“We won’t jest about my wife, Madam, if it please you. After all, she’s my wife and I respect the position if I don’t respect her. Hallo—who comes here? Mr. Gay, your servant!”

For the door opened and Mr. Gay the ever-welcome, appeared unannounced, bowing low to her Grace and her companion. She flung her tambour frame aside and sprang lightly to her feet.

“Hallo also! How goes it Gay? Gayly? Do they speak the lines with point, with malice? Are the pretty chickabiddies all learning to flutter about their Macheath? Why this anxious brow, man?”

“Because, Madam, I’m harassed about Polly.”

“Not bolted—not flown? Trust a prude!” cries the Duchess.

“Nothing less, your Grace. But she was lodging with Scawen, Rich’s old factotum that does all his odd jobs and’s a kind of remembrancer to him. Well—the poor old trot has catcht the small-pox, God knows how, and poor Polly is homeless and Rich distraught. She can’t go home, for her mother’s husband would fain use her for a pretty decoy-duck in his coffee house (which between ourselves deserves a worse name), and Rich knows of no decent lodging for her high or low. You are aware, Madam, that his acquaintance is not the most straight-laced. ’Tis a droll quandary, but troublesome. The girl is so pretty she needs a guardian.”

“Lord save us!” says the Duke. “Won’t your own character constitute you a duenna, Mr. Gay? I don’t imagine either a tongue or a sword would wag if you safeguarded the lady’s morals. But is she in truth such a Dian?”

“I beg you won’t jest, your Grace!” cries Mr. Gay, pushing his peruke off his brow in his perplexity. “I am aware that a young woman’s virtue is a subject for mockery to all the fops in town, but, notwithstanding, this untoward circumstance may put an end to our hopes.

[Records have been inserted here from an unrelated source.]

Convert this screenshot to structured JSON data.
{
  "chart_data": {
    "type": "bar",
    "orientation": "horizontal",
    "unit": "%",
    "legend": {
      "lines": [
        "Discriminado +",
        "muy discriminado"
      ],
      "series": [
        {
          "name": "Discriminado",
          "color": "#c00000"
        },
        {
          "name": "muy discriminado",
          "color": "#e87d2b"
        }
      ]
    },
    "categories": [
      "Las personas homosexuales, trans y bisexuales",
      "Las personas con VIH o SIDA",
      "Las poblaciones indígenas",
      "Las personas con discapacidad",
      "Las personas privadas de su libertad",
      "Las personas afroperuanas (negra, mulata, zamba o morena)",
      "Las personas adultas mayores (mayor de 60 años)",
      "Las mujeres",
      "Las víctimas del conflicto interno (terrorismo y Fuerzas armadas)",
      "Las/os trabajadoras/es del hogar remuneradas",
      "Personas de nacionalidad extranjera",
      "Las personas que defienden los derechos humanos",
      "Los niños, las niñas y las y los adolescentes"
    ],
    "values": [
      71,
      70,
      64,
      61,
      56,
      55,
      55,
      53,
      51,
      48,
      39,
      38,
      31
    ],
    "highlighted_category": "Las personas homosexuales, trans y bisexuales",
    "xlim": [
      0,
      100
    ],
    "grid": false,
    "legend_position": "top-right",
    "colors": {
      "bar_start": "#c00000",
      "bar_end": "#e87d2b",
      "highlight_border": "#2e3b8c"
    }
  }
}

The girl knows not where to go nor what to do. She sits in tears, and her mother declares she shall go to an aunt in Sussex tomorrow, for she don’t give a fig for the play. Would sooner the girl didn’t play at all!”

“Lord save us!” says the Duchess. “But isn’t there any among the player-women can give her house-room?”

“Why, Madam, Mrs. Bishop—Well, not to be indelicate, we all know Mrs. Bishop is not the duenna one should choose for a virgin, and the rest—well, there’s objections to them all.”